È quanto emerso nel corso del convegno “Land Degradation Neutraly: The Sicilia’s Case Study” in occasione della Giornata mondiale per la lotta alla siccità e alla desertificazione.
Un processo virtuoso che coniughi ricerca e territori con l’obiettivo di rigenerare i suoli “colpiti” dalla desertificazione e dalla siccità. Temi che sono stati affrontati da esperti del settore nel corso del convegno dal titolo “Land Degradation Neutraly: The Sicilia’s Case Study” che si è tenuto nella sala conferenze del Palazzo Leandro-Scalisi del Comune di Floresta e in collegamento con il Dipartimento di Matematica e Informatica dell’Università di Catania in occasione della Giornata mondiale per la lotta alla siccità e alla desertificazione.
Proprio la Sicilia è una delle aree a maggior rischio desertificazione secondo gli esperti e nel corso dei lavori moderati dallo ing.
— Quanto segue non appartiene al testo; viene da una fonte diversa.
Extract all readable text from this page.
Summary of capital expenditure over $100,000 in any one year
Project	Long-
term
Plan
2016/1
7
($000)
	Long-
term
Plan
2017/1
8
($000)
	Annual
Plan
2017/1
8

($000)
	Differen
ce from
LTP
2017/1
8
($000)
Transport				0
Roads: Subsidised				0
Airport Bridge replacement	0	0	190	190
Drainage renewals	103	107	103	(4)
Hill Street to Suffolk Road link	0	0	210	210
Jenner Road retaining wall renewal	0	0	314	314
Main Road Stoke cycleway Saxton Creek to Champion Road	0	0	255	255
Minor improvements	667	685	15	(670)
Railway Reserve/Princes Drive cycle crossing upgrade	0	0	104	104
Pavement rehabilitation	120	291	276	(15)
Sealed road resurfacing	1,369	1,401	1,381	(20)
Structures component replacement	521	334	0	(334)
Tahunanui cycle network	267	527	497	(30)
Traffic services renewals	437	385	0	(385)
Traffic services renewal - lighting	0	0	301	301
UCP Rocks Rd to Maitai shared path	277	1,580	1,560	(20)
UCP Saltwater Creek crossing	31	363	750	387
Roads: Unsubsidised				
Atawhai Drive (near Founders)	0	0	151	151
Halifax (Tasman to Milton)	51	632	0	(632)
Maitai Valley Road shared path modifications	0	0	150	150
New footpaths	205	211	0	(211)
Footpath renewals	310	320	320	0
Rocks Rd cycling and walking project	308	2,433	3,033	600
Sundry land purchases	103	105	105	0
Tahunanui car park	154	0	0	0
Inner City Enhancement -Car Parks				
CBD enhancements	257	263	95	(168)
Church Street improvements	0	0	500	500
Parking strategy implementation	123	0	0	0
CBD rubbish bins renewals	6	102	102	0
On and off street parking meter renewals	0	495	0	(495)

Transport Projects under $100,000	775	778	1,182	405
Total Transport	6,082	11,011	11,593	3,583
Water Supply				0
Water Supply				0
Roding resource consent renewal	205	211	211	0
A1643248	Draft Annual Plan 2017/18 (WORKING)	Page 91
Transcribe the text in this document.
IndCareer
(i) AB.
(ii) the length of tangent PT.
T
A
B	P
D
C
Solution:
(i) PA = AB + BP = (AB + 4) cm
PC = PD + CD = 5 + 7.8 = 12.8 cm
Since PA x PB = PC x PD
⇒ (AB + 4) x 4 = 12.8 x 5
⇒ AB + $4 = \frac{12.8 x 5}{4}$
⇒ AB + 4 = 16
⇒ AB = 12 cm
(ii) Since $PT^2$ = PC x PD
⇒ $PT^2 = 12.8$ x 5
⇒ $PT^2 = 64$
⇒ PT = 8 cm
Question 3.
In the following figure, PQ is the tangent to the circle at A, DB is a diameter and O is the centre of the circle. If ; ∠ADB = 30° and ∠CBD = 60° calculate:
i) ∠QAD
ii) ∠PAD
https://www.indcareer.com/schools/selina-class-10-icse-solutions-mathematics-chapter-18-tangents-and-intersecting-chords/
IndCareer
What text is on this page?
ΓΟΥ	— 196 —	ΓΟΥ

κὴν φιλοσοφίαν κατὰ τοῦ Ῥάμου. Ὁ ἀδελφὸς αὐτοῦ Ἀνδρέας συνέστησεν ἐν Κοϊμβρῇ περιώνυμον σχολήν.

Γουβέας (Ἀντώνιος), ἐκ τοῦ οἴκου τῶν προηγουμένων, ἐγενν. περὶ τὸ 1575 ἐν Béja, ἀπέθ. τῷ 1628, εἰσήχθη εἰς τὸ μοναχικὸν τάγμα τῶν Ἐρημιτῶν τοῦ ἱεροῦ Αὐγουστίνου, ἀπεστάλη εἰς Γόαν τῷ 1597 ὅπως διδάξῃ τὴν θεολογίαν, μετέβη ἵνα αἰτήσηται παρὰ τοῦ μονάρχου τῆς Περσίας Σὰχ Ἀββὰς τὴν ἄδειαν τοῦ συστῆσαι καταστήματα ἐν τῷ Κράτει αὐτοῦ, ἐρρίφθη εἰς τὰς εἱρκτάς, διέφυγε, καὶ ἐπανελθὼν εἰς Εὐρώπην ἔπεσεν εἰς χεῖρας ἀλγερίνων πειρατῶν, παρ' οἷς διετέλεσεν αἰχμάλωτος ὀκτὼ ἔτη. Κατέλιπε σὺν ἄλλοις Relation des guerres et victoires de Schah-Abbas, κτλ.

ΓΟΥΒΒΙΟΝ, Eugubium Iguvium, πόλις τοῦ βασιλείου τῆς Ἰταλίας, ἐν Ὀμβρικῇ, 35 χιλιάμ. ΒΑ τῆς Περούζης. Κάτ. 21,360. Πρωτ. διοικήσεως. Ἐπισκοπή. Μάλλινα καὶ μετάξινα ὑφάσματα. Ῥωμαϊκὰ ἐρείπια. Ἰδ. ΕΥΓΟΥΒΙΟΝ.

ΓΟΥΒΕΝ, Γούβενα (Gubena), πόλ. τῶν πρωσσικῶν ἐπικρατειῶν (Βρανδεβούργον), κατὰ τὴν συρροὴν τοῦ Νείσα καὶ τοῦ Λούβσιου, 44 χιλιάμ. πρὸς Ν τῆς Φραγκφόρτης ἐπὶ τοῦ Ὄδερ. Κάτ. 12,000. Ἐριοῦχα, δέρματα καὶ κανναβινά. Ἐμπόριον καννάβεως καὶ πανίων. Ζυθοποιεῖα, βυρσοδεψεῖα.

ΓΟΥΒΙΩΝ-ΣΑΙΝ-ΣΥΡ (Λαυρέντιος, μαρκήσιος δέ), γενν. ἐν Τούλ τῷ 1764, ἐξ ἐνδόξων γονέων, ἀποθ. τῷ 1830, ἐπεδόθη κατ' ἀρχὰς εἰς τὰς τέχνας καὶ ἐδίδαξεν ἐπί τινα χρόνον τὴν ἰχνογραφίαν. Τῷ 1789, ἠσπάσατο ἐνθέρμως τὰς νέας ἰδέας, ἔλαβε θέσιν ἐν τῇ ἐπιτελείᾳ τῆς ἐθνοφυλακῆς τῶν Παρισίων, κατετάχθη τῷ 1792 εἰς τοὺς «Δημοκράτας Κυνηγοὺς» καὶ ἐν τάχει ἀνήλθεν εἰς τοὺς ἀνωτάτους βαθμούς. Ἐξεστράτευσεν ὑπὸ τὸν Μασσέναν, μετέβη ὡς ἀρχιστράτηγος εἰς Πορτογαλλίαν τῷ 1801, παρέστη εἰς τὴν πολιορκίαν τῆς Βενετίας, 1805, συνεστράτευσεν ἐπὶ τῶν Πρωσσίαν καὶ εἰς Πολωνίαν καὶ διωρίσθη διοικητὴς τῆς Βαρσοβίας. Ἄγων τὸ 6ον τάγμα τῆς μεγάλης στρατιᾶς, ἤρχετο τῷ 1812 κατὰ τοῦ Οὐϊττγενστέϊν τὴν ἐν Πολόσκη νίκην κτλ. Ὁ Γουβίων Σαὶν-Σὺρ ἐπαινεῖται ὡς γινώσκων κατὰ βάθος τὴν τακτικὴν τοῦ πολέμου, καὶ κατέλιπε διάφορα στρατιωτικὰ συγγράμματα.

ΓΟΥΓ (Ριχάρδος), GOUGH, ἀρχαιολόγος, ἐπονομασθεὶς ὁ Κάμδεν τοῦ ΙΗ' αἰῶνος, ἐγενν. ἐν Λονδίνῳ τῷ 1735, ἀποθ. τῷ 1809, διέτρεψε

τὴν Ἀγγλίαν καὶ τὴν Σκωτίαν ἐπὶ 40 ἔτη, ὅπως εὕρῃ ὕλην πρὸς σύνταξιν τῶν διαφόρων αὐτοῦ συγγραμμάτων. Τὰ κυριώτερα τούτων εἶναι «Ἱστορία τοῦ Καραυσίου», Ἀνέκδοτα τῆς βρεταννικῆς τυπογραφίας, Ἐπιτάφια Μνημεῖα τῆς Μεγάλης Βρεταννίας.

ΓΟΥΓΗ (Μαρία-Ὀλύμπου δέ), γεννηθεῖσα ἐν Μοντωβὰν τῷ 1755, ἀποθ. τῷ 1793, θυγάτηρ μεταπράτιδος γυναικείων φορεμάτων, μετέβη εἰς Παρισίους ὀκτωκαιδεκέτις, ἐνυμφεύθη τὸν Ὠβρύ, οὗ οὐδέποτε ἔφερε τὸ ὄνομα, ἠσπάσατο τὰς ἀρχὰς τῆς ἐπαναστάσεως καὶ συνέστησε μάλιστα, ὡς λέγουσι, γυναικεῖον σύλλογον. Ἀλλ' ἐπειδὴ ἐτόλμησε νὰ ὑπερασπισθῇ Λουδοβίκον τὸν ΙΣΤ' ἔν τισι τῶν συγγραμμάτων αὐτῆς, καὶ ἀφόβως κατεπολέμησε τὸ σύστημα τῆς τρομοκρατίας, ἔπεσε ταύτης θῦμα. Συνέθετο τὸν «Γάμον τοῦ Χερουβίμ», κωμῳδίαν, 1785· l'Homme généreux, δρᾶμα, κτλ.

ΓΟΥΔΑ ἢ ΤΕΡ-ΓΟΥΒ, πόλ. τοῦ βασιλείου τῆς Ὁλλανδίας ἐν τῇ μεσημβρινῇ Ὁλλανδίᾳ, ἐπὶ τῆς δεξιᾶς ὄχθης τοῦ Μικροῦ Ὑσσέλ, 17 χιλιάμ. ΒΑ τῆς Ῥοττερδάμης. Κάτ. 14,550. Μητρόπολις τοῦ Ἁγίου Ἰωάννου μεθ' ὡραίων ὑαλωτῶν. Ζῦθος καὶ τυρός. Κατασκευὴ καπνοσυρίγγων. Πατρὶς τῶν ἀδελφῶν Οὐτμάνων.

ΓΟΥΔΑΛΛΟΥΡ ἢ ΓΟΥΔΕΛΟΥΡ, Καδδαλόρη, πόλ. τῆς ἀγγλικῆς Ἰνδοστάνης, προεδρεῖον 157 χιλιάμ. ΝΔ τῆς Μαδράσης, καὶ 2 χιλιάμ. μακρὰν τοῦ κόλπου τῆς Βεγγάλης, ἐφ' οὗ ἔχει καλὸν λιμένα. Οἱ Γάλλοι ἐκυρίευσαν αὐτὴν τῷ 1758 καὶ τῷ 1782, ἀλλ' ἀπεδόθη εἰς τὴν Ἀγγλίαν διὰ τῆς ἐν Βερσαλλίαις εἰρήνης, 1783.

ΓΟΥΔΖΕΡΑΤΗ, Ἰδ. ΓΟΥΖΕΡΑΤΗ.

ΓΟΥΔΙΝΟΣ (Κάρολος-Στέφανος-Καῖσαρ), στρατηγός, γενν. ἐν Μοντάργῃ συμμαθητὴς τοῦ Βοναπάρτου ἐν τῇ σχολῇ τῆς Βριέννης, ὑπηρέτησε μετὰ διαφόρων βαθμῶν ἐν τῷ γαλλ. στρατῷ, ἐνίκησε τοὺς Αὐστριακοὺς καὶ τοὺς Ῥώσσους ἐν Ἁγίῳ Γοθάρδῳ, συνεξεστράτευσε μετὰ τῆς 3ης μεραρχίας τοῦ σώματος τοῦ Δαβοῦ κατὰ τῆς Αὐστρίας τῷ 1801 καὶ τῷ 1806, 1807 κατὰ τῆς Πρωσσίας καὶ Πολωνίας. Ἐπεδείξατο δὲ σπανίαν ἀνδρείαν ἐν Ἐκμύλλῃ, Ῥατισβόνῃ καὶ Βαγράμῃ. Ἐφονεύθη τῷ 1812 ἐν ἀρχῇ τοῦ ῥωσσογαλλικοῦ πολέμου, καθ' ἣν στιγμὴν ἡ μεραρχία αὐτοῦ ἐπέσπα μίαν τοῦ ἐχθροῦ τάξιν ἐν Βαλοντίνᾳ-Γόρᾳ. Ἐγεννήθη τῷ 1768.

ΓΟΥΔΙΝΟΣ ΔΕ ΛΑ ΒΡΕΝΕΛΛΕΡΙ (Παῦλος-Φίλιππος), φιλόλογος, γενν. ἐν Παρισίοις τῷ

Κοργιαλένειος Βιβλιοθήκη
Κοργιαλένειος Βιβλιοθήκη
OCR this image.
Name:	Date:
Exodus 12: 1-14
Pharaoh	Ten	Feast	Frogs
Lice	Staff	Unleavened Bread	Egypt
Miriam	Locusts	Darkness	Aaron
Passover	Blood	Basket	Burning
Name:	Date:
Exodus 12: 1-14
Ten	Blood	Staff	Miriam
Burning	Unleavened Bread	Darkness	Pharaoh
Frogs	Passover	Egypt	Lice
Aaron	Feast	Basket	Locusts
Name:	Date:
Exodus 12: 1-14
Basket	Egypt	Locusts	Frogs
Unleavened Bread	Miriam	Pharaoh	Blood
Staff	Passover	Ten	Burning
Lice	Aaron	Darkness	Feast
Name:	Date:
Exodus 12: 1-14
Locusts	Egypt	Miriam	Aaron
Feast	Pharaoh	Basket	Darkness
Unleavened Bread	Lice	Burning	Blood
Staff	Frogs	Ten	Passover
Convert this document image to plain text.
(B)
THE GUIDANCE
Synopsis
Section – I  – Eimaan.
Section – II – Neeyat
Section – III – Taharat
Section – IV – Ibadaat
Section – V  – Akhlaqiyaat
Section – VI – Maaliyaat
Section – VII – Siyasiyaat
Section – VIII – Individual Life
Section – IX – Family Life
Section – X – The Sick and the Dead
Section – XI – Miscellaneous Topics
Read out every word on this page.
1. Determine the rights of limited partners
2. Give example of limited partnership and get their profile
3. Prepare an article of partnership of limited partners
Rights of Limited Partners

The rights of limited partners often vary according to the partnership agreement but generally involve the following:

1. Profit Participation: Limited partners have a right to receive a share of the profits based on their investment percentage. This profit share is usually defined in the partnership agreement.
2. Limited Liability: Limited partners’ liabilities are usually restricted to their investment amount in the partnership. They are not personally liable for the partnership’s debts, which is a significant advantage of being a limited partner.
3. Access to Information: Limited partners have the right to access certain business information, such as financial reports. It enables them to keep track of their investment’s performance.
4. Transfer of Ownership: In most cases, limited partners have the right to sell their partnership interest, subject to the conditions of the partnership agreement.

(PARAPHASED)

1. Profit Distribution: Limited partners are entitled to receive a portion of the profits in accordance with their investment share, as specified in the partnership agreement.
Francesco Cancellieri, in veste di coordinatore della area tematica “Aree Protette ed Ecoregioni” della Società Italiana di Geologia Ambientale, e dalla dott.ssa Chiara Lo Cicero. I relatori hanno proposto di mettere a frutto le conoscenze scientifiche maturate sino ad oggi integrate con un nuovo concetto di zona svantaggiata e, in modo particolare, investire sui Borghi ad Economia Speciale tramite un progetto di manutenzione dei territori comunali a maggiore rischio desertificazione con selezione di quelli più fragili.
«Le piccole comunità sono la chiave di volta per avviare un processo virtuoso che consiste nell’individuare in maniera obiettivo i borghi che potrebbero beneficiare di un processo rigenerativo dei suoli – spiega la Prof.ssa Maria Alessandra Ragusa, Ordinaria dell’Università di Catania e Presidente del Comitato Scientifico dello Istituto di Ricerca, Sviluppo e Sperimentazione sullo Ambiente ed il Territori. «Se il progetto verrà gestito correttamente porterà benefici vari come fermare lo spopolamento, ricostituire i presidi montani, mitigare il dissesto idrogeologico e rivitalizzare le colture di eccellenza tutelando il patrimonio genetico agrotecnico. Si potrà persino frenare l’emorragia di giovani che vanno via a causa della crescita esponenziale della disoccupazione e migliorare la qualità di vita degli anziani che restando non beneficiano di adeguati servizi».
«La Sicilia deve diventare competitiva e, grazie agli atenei siciliani, deve investire sempre di più sulla alta formazione finalizzata alla ricerca applicata. Abbiamo un “Brand Sicilia” che coniuga turismo, beni culturali e prodotti agroalimentari tipici. Molti borghi siciliani sono scrigni di storia, cultura, arte e presidi slow food impegnati nel recupero e la salvaguardia di piccole produzioni di eccellenza gastronomica minacciate dall’agricoltura industriale e dal degrado ambientale. Il progetto dei borghi potrebbe essere la chiave di volta per creare una inversione di tendenza e dare una concreta risposta al rischio desertificazione che se non si può sconfiggere di certo si può almeno mitigare in quanto abbiamo le conoscenze scientifiche e gli strumenti per intervenire».
Nel corso dei lavori sono intervenuti anche il prof. Bernardino Romano dell’Università di L’Aquila, Sabrina Diamanti (Presidente del consiglio nazionale dei dottori Agronomi e Forestali), Rachele Castro (Presidente consulta Ambiente IRSSAT), Maurizio Erbicella (CTS Asso CEA Messina APS), la ricercatrice Giovanna Lucia Piangiamore dell’INGV, Pietro Monforte, Michele Seminara e Vincenzo Veneziano (componenti consulta Ambiente IRSSAT) e il Prof. Vincenzo Piccione, Coordinatore del team Desertificazione IRSSAT.